This is an archived snapshot of W3C's public bugzilla bug tracker, decommissioned in April 2019. Please see the home page for more details.
FT semantics defines distance by ordering tokens by their starting positions. However, if tokens overlap and have different ending positions but the same starting positions, the results will be indeterminate.
Proposal: (1) Change the semantics functions to order by startPos, endPos This still leads to some non-determinism when the startPos and endPos are identical. However, for the purposes of distance calculations, this is irrelevant. (2) In addition, and this relates to #4715 more than this bug, we could in section 2 say something like: "Tokens are ordered by their starting positions and, if necessary, their ending positions." I will go ahead with (1) as we agree this is the right thing to do. Comments on #2?

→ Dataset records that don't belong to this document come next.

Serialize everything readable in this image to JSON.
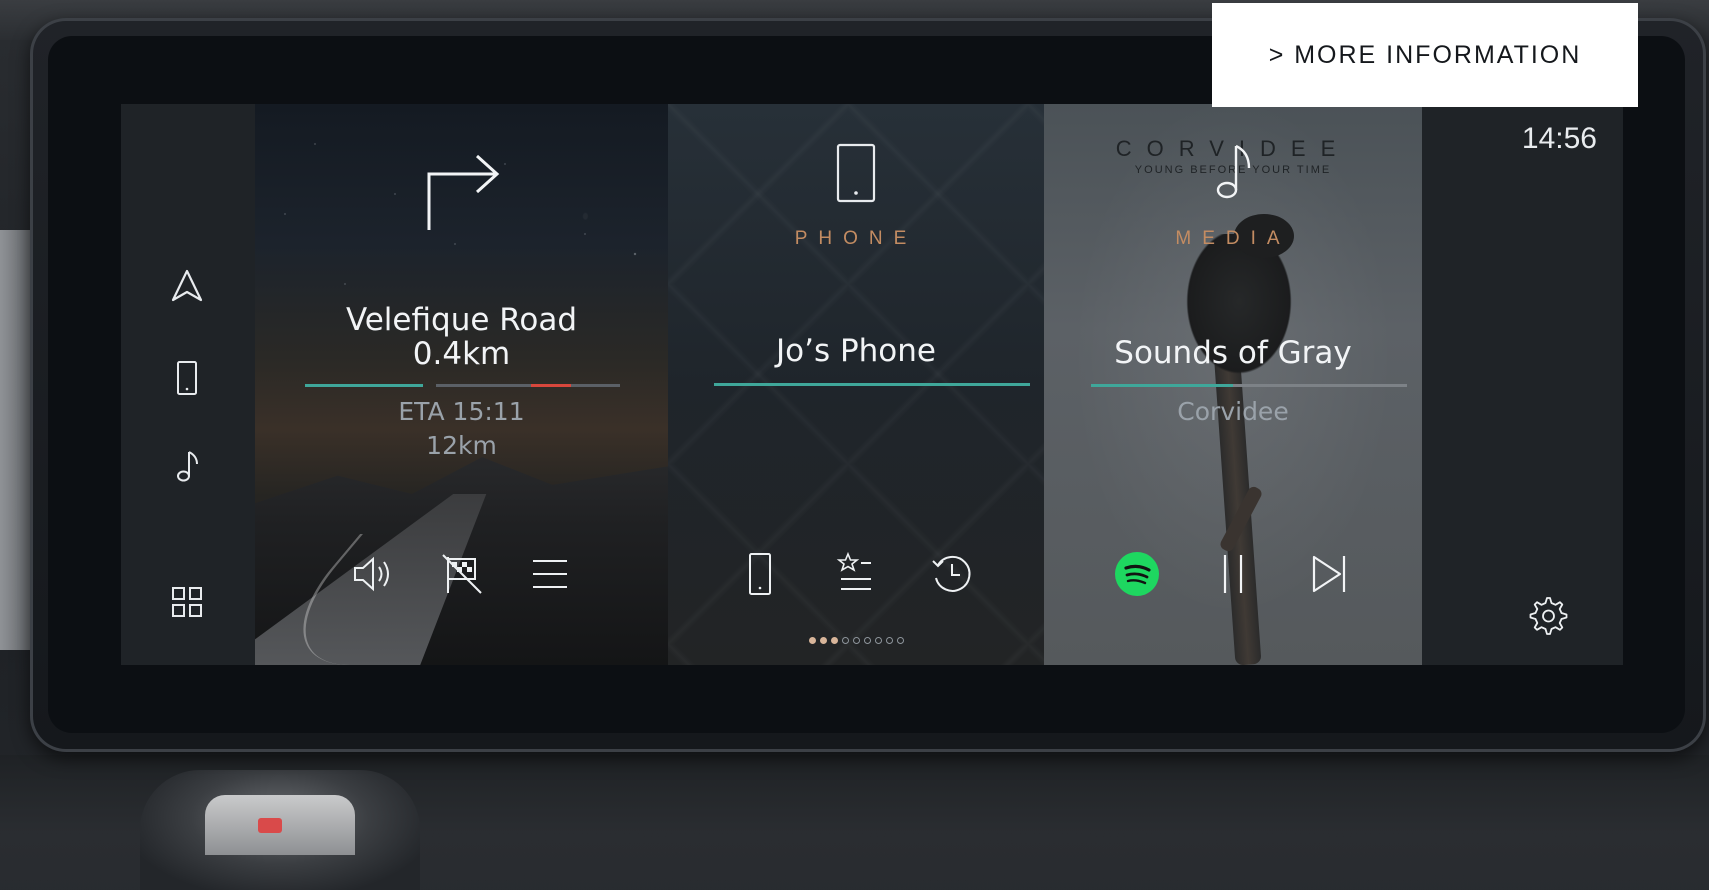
{
  "more_info": {
    "label": "> MORE INFORMATION"
  },
  "clock": {
    "time": "14:56"
  },
  "sidebar": {
    "items": [
      {
        "icon": "navigation-arrow-icon"
      },
      {
        "icon": "phone-icon"
      },
      {
        "icon": "music-note-icon"
      },
      {
        "icon": "app-grid-icon"
      }
    ]
  },
  "navigation": {
    "turn_icon": "turn-right-icon",
    "street": "Velefique Road",
    "distance": "0.4km",
    "eta": "ETA 15:11",
    "total_distance": "12km",
    "progress": 0.4,
    "controls": [
      "volume-icon",
      "cancel-route-icon",
      "menu-icon"
    ]
  },
  "phone": {
    "section_label": "PHONE",
    "device": "Jo’s Phone",
    "controls": [
      "phone-keypad-icon",
      "favourites-icon",
      "recents-icon"
    ],
    "page_dots": {
      "total": 9,
      "active": 3
    }
  },
  "media": {
    "section_label": "MEDIA",
    "track": "Sounds of Gray",
    "artist": "Corvidee",
    "album_brand": "CORVIDEE",
    "album_tagline": "YOUNG BEFORE YOUR TIME",
    "progress": 0.45,
    "controls": [
      "spotify-icon",
      "pause-icon",
      "skip-next-icon"
    ]
  },
  "colors": {
    "accent_teal": "#3fa79a",
    "accent_copper": "#c38c62",
    "alert_red": "#d8473c",
    "spotify_green": "#1ed760"
  }
}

Thanks, Mary. Your change to (1) is OK with me, and I agree that it is basically what we agreed on the call. I'm OK with (2) as well. On (1), you said "This still leads to some non-determinism when the startPos and endPos are identical". True, that's irrelevant for distance calculations. Can you identify a place in the language or document where it is relevant?

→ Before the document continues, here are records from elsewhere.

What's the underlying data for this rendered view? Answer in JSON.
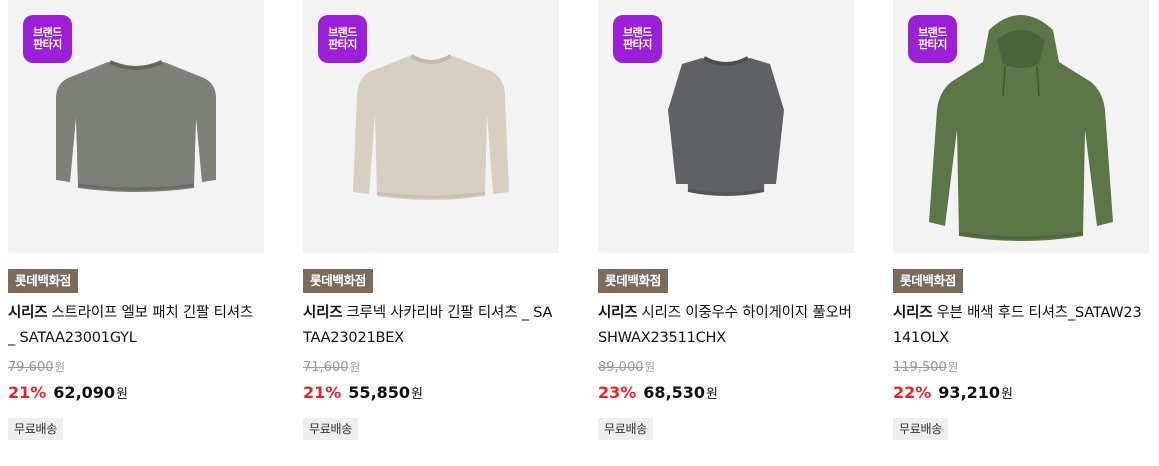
{
  "badge": {
    "line1": "브랜드",
    "line2": "판타지",
    "color": "#9b1fd6"
  },
  "products": [
    {
      "store": "롯데백화점",
      "brand": "시리즈",
      "name": "스트라이프 엘보 패치 긴팔 티셔츠 _ SATAA23001GYL",
      "original_price": "79,600",
      "discount": "21%",
      "sale_price": "62,090",
      "currency": "원",
      "shipping": "무료배송",
      "garment": "sweater-grey"
    },
    {
      "store": "롯데백화점",
      "brand": "시리즈",
      "name": "크루넥 사카리바 긴팔 티셔츠 _ SATAA23021BEX",
      "original_price": "71,600",
      "discount": "21%",
      "sale_price": "55,850",
      "currency": "원",
      "shipping": "무료배송",
      "garment": "sweater-beige"
    },
    {
      "store": "롯데백화점",
      "brand": "시리즈",
      "name": "시리즈 이중우수 하이게이지 풀오버 SHWAX23511CHX",
      "original_price": "89,000",
      "discount": "23%",
      "sale_price": "68,530",
      "currency": "원",
      "shipping": "무료배송",
      "garment": "sweater-charcoal"
    },
    {
      "store": "롯데백화점",
      "brand": "시리즈",
      "name": "우븐 배색 후드 티셔츠_SATAW23141OLX",
      "original_price": "119,500",
      "discount": "22%",
      "sale_price": "93,210",
      "currency": "원",
      "shipping": "무료배송",
      "garment": "hoodie-olive"
    }
  ],
  "colors": {
    "store_tag": "#7a6b5d",
    "discount": "#e8242a",
    "ship_bg": "#eeeeee"
  }
}
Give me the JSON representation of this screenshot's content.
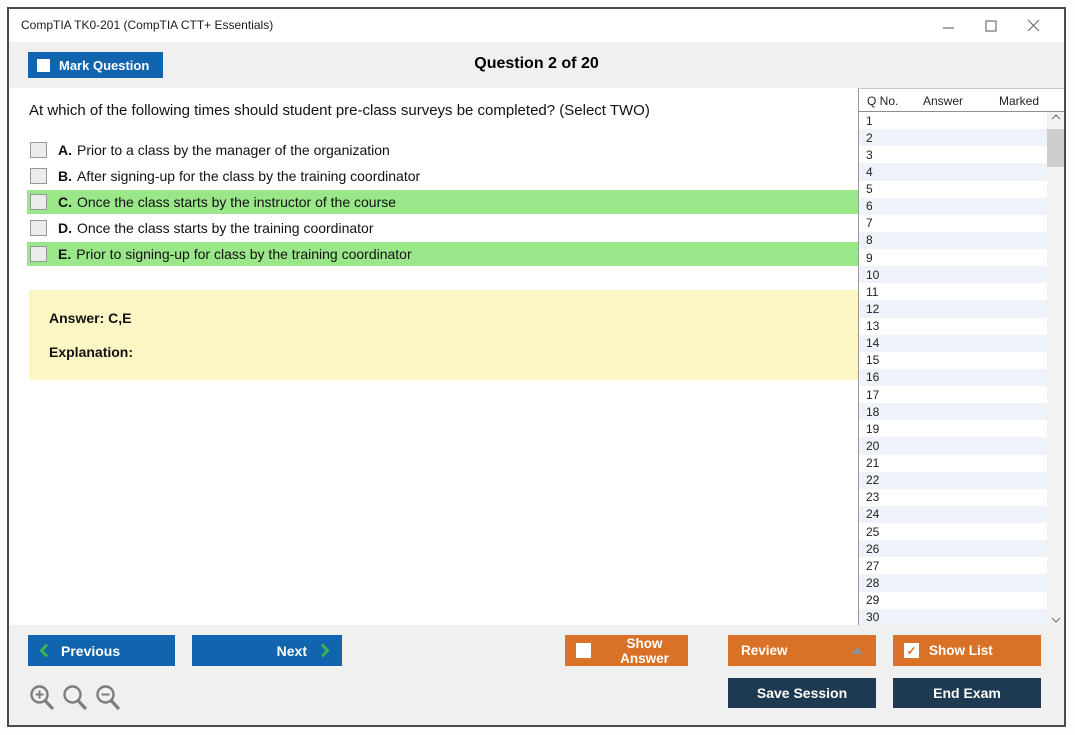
{
  "window": {
    "title": "CompTIA TK0-201 (CompTIA CTT+ Essentials)"
  },
  "header": {
    "mark_question_label": "Mark Question",
    "mark_question_checked": false,
    "question_counter": "Question 2 of 20"
  },
  "question": {
    "text": "At which of the following times should student pre-class surveys be completed? (Select TWO)",
    "options": [
      {
        "letter": "A.",
        "text": "Prior to a class by the manager of the organization",
        "highlighted": false,
        "checked": false
      },
      {
        "letter": "B.",
        "text": "After signing-up for the class by the training coordinator",
        "highlighted": false,
        "checked": false
      },
      {
        "letter": "C.",
        "text": "Once the class starts by the instructor of the course",
        "highlighted": true,
        "checked": false
      },
      {
        "letter": "D.",
        "text": "Once the class starts by the training coordinator",
        "highlighted": false,
        "checked": false
      },
      {
        "letter": "E.",
        "text": "Prior to signing-up for class by the training coordinator",
        "highlighted": true,
        "checked": false
      }
    ],
    "answer_label": "Answer: C,E",
    "explanation_label": "Explanation:"
  },
  "question_list": {
    "columns": [
      "Q No.",
      "Answer",
      "Marked"
    ],
    "rows": [
      {
        "q": "1",
        "answer": "",
        "marked": ""
      },
      {
        "q": "2",
        "answer": "",
        "marked": ""
      },
      {
        "q": "3",
        "answer": "",
        "marked": ""
      },
      {
        "q": "4",
        "answer": "",
        "marked": ""
      },
      {
        "q": "5",
        "answer": "",
        "marked": ""
      },
      {
        "q": "6",
        "answer": "",
        "marked": ""
      },
      {
        "q": "7",
        "answer": "",
        "marked": ""
      },
      {
        "q": "8",
        "answer": "",
        "marked": ""
      },
      {
        "q": "9",
        "answer": "",
        "marked": ""
      },
      {
        "q": "10",
        "answer": "",
        "marked": ""
      },
      {
        "q": "11",
        "answer": "",
        "marked": ""
      },
      {
        "q": "12",
        "answer": "",
        "marked": ""
      },
      {
        "q": "13",
        "answer": "",
        "marked": ""
      },
      {
        "q": "14",
        "answer": "",
        "marked": ""
      },
      {
        "q": "15",
        "answer": "",
        "marked": ""
      },
      {
        "q": "16",
        "answer": "",
        "marked": ""
      },
      {
        "q": "17",
        "answer": "",
        "marked": ""
      },
      {
        "q": "18",
        "answer": "",
        "marked": ""
      },
      {
        "q": "19",
        "answer": "",
        "marked": ""
      },
      {
        "q": "20",
        "answer": "",
        "marked": ""
      },
      {
        "q": "21",
        "answer": "",
        "marked": ""
      },
      {
        "q": "22",
        "answer": "",
        "marked": ""
      },
      {
        "q": "23",
        "answer": "",
        "marked": ""
      },
      {
        "q": "24",
        "answer": "",
        "marked": ""
      },
      {
        "q": "25",
        "answer": "",
        "marked": ""
      },
      {
        "q": "26",
        "answer": "",
        "marked": ""
      },
      {
        "q": "27",
        "answer": "",
        "marked": ""
      },
      {
        "q": "28",
        "answer": "",
        "marked": ""
      },
      {
        "q": "29",
        "answer": "",
        "marked": ""
      },
      {
        "q": "30",
        "answer": "",
        "marked": ""
      }
    ]
  },
  "footer": {
    "previous_label": "Previous",
    "next_label": "Next",
    "show_answer_label": "Show Answer",
    "show_answer_checked": false,
    "review_label": "Review",
    "show_list_label": "Show List",
    "show_list_checked": true,
    "save_session_label": "Save Session",
    "end_exam_label": "End Exam",
    "show_list_check_glyph": "✓"
  },
  "colors": {
    "accent_blue": "#1065ae",
    "accent_orange": "#d97127",
    "navy": "#1d3a52",
    "highlight_green": "#9ae78a",
    "answer_yellow": "#fcf6c5",
    "row_alt_blue": "#edf3f9",
    "bar_gray": "#f0f0f0",
    "chevron_green": "#3bb24a",
    "window_border": "#4b4b4b"
  }
}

It can come into play when we talk about phrases, I think -- a phrase being an ordered sequence of tokens. However, I believe that non-determinism doesn't matter in practice, because phrase matching is implementation-dependent anyhow, and we want to allow implementations to come to their own conclusions about matching overlapping tokens in such cases (cf the Dampfschiffmumble example)
Bug was fixed as part of other work.